His oldest daughter, Dee Fagan, can count 16 schools she went to as a “Navy brat,” following her dad from Florida to Japan and points between. And she was around for just the last 10 or so years of his Navy days.
“My dad sailed for most of his life,” said Fagan, of Mays Landing, who knows she never had the full picture of his naval career, and has been realizing that even more since he died last month, at 86.
Fagan and her two sisters know he grew up in Philadelphia and retired to Somers Point, in part because his wife and their mom, the former Dorothy Kelly, had family in the town.
In between, Jack served his country for at least parts of three wars — World War II, Korea and Vietnam — and his family is trying to piece together what he did there. But he didn’t always make it easy for them.

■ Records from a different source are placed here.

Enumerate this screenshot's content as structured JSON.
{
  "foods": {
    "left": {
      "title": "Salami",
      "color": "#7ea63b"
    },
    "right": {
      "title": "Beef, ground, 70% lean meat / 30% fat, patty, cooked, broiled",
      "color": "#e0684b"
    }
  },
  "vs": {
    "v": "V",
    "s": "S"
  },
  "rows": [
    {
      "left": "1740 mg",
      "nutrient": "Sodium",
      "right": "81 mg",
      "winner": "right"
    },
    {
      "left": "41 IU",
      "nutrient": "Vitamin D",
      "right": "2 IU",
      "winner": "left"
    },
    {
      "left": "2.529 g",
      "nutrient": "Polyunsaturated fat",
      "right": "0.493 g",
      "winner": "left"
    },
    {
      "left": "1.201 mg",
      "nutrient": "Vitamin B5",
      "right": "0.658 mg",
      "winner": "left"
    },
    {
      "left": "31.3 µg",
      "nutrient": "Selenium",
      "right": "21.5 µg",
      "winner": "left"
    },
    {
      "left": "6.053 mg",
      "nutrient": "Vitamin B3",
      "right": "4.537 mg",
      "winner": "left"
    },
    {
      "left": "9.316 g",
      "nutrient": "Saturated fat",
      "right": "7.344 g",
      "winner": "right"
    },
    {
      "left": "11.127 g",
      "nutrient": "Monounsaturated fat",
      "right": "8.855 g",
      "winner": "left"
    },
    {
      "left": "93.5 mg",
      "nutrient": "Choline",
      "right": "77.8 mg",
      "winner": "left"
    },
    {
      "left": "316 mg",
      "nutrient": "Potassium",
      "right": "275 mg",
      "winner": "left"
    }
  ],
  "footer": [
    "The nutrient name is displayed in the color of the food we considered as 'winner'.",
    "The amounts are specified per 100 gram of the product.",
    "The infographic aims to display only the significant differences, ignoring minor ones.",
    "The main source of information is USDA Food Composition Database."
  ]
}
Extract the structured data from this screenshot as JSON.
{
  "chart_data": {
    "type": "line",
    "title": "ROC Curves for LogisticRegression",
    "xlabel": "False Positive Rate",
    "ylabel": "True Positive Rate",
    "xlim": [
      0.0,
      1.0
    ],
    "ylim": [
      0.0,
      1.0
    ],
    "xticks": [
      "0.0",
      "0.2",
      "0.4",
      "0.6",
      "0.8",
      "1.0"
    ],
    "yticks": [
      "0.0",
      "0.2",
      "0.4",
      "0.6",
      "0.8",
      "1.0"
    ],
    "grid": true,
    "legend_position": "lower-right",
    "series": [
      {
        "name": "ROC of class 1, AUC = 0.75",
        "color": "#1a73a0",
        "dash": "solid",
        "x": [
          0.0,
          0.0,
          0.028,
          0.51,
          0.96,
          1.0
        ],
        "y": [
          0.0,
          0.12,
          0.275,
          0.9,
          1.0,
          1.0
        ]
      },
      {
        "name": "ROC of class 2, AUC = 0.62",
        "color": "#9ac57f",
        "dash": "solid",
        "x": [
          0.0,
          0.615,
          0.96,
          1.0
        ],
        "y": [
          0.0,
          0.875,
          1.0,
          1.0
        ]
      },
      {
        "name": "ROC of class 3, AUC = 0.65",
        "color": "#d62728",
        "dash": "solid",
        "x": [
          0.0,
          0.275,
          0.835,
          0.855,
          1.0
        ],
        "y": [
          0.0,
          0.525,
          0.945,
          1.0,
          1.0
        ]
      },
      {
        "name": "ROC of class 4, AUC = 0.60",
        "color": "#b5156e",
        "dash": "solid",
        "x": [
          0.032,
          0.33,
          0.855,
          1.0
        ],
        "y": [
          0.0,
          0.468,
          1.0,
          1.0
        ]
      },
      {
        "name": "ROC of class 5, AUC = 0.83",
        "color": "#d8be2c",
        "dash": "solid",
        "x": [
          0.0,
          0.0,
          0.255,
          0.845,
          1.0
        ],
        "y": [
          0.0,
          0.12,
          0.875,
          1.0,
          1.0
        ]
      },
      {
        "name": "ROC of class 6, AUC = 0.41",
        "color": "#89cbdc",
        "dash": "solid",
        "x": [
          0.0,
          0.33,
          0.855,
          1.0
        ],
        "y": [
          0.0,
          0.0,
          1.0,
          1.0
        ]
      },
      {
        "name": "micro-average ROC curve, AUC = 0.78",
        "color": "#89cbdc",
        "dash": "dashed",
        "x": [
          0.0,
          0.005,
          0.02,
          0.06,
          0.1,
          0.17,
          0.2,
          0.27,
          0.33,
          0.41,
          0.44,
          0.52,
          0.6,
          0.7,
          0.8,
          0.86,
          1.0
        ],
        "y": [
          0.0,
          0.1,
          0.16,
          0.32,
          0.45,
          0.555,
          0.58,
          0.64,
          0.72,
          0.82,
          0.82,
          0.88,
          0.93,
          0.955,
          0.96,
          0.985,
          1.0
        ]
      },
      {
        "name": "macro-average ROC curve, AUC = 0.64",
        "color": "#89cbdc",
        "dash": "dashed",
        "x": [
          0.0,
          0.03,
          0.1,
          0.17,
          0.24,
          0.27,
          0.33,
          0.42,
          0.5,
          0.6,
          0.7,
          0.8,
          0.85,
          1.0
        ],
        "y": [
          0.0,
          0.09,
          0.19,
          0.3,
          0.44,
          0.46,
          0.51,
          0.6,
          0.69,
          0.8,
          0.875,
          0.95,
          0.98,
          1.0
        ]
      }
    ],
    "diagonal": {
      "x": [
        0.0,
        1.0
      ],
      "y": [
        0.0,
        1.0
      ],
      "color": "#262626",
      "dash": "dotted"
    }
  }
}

“We found out at his funeral that he was apparently on a ship that was bombed,” said his middle daughter, Kim Goebel, of Willow Grove, Pa. “He was blown off the ship into the water, and he was in a coma for five days. We never knew that.”
When Jack retired from the Navy, as a chief petty officer, he went from a base in Japan to being parts manager for a South Jersey car dealership. Fagan said he was a supply officer late in his Navy career, so the work was similar, even if the return to civilian life in America was a culture shock.
Later, Jack would go on to be a Somers Point police dispatcher. His daughters heard the story of him being blasted off his ship from a friend Jack told it to on an overnight shift as a dispatcher.
“He would tell us the sweet, funny stories that wouldn’t scare us,” Fagan said. “But he wouldn’t tell us the bad things.”
And the daughters can’t ask their mother — she died in 2007.
Shortly after he returned to America, Jack joined Somers Point Volunteer Fire Company No. 2. He spent 31 years as a member and 11 years as president, said his nephew and colleague, Jim Guckes.
Jim said almost nobody around the firehouse ever called Jack by his real name. Instead, he was “Uncle Jack.”
“I always called him that,” said Jim, 63. “And I guess out of respect, everybody called him that.”
Jim saw Uncle Jack in action both as a firefighter and as a dispatcher, and said he was good in both roles — “cool under fire, accurate and knowledgeable.”
The fire company gave Uncle Jack a firefighter’s burial, including a firetruck escort to the cemetery and a “last call” over the radio, his nephew said.
But Jack wasn’t just a firefighter. Goebel said her dad’s last request was a military funeral, and he was buried in his old Navy dress uniform.